The UK’s data watchdog, the ICO, finally obtained a warrant to enter and search the offices of Cambridge Analytica late Friday — carrying out an evidence gathering sweep of the company into the small hours of Saturday morning.
Cambridge Analytica is at the centre of a data misuse storm that’s wiped billions off the value of Facebook since newspaper revelations late last week revealed the extent of data swiped by the UK political consultancy which intended to use the information for the Trump campaign.
In a statement on its website today, the ICO said:
The warrant to inspect the premises of Cambridge Analytica was executed at 20.00 on 23 March 2018. Our investigators left the premises at about 03.00.
We will now need to assess and consider the evidence before deciding the next steps and coming to any conclusions.
This is one part of a larger investigation by the ICO into the use of personal data and analytics by political campaigns, parties, social media companies and other commercial actors.
ICO commissioner Elizabeth Denham has confirmed previously that complaints related to Cambridge Analytica’s use of Facebook data for political ad targeting form part of that larger, ongoing investigation.
It opened its formal investigation into the use of data analytics for political purposes in May 2017.
This week, after saying it had failed to obtain information it had requested from CA, the regulator applied for a warrant to enter and search CA’s offices — in the wake of reports by the New York Times and Observer of London based on interviews with former CA employee, Chris Wylie.
According to Wylie, CA used a survey app created by a Cambridge University academic to suck up data on 50M Facebook users. The intent was to use the information for political targeting purposes for the benefit of the Trump campaign.
Earlier this month Denham told a UK parliamentary committee that’s also running an investigation into fake news that she hoped to publish her review of digital political ad targeting this May.
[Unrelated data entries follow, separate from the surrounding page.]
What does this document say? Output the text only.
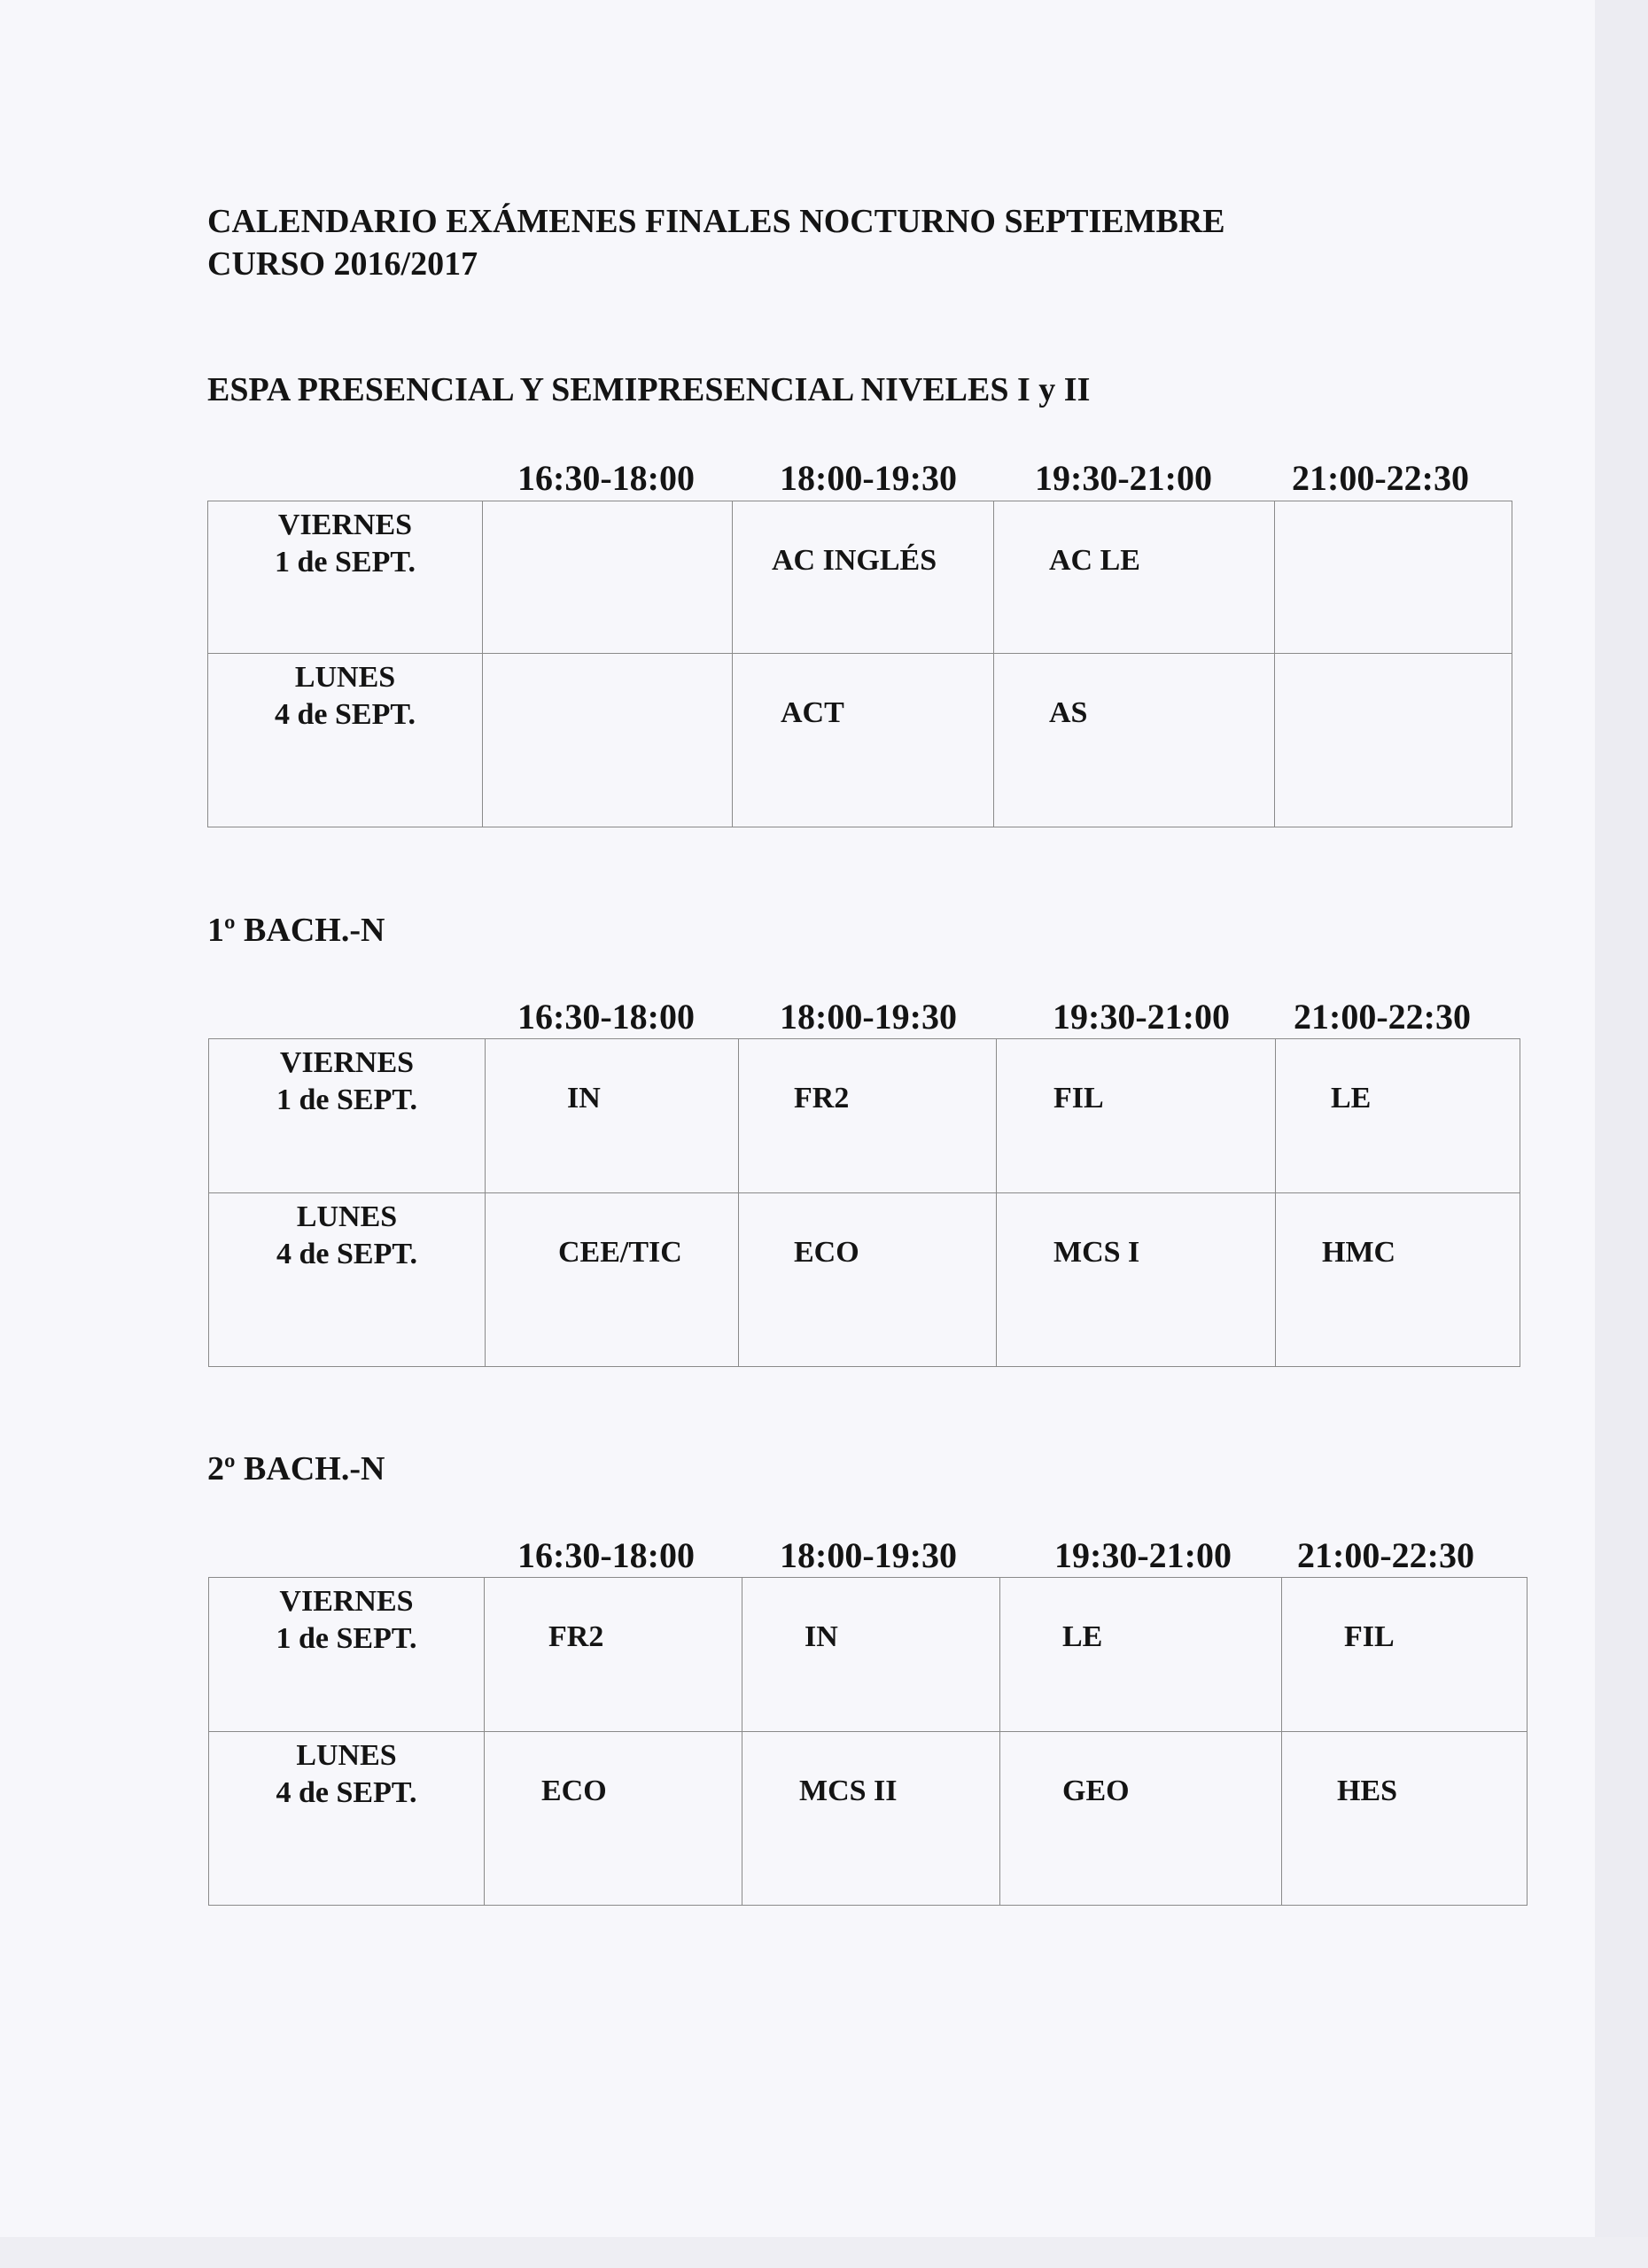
CALENDARIO EXÁMENES FINALES NOCTURNO SEPTIEMBRE
CURSO 2016/2017
ESPA PRESENCIAL Y SEMIPRESENCIAL NIVELES I y II
16:30-18:00	18:00-19:30	19:30-21:00	21:00-22:30
VIERNES
1 de SEPT.		AC INGLÉS	AC LE	

LUNES
4 de SEPT.		ACT	AS	
1º BACH.-N
16:30-18:00	18:00-19:30	19:30-21:00	21:00-22:30
VIERNES
1 de SEPT.	IN	FR2	FIL	LE

LUNES
4 de SEPT.	CEE/TIC	ECO	MCS I	HMC
2º BACH.-N
16:30-18:00	18:00-19:30	19:30-21:00	21:00-22:30
VIERNES
1 de SEPT.	FR2	IN	LE	FIL

LUNES
4 de SEPT.	ECO	MCS II	GEO	HES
Although that was before the ICO decided it needed to apply for a warrant to raid CA’s offices.
The regulator has now said it will need time to sift through the evidence it gathered overnight — so it remains to be seen whether its wider review of political ad targeting will be delayed as a result.
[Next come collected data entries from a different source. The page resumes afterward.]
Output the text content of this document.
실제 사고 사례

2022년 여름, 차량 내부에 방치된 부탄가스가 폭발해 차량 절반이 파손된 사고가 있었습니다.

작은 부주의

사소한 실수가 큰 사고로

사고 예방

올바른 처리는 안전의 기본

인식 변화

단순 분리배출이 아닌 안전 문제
In an online statement published yesterday, the acting CEO of CA, Alexander Taylor, apologized for Facebook “data and derivatives” having been obtained without consent “from most respondents”.
But he also claimed the company believed it was acting within Facebook’s policies and UK data protection law when it licensed the data from professor Aleksandr Kogan whose survey app was the Trojan horse used to gather 270,000 Facebook users’ data and their friends’ data — resulting in some 50M profiles being harvested in all.
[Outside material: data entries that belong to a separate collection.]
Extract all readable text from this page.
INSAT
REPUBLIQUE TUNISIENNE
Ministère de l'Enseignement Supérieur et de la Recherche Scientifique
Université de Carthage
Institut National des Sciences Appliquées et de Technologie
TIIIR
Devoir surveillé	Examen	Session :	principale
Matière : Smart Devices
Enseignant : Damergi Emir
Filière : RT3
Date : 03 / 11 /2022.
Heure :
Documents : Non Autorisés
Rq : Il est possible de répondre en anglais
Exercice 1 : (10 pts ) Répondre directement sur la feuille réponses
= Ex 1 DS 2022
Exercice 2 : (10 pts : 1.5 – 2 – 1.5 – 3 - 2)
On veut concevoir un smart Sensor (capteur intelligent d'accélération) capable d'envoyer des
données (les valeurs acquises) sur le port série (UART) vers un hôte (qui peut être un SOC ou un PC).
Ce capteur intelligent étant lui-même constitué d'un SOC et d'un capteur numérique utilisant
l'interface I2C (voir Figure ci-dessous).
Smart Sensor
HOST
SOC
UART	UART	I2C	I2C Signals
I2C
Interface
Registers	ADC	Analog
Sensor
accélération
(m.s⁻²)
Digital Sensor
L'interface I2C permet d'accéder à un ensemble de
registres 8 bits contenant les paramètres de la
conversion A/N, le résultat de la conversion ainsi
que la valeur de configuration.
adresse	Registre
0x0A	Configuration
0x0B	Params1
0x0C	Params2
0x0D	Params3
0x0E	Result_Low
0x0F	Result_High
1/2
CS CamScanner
“[CA] believed that the data had been obtained in line with Facebook’s terms of service and data protection laws,” writes Taylor.
He also claims that in October 2015 CA deleted the data from its file server after Facebook asked it to. But he seems less certain whether other copies might not have existed as he says the company “began the process of searching for and removing any of its derivatives in our system”.
“When Facebook sought further assurances a year ago, we carried out an internal audit to make sure that all the data, all derivatives and backups had been deleted, and gave Facebook a certificate to this effect. Please can I be absolutely clear: we did not use any GSR data in the work we did in the 2016 US presidential election,” he further claims.
“We are now undertaking an independent third-party audit to verify that we do not hold any GSR data,” Taylor adds. “We have been in touch with the UK Information Commissioner’s Office (ICO) since February 2017, when we hosted its team in our London office to provide total transparency on the data we hold, how we process it, and the legal basis for us processing it. I want to make sure we remain committed to helping the ICO in their investigations.”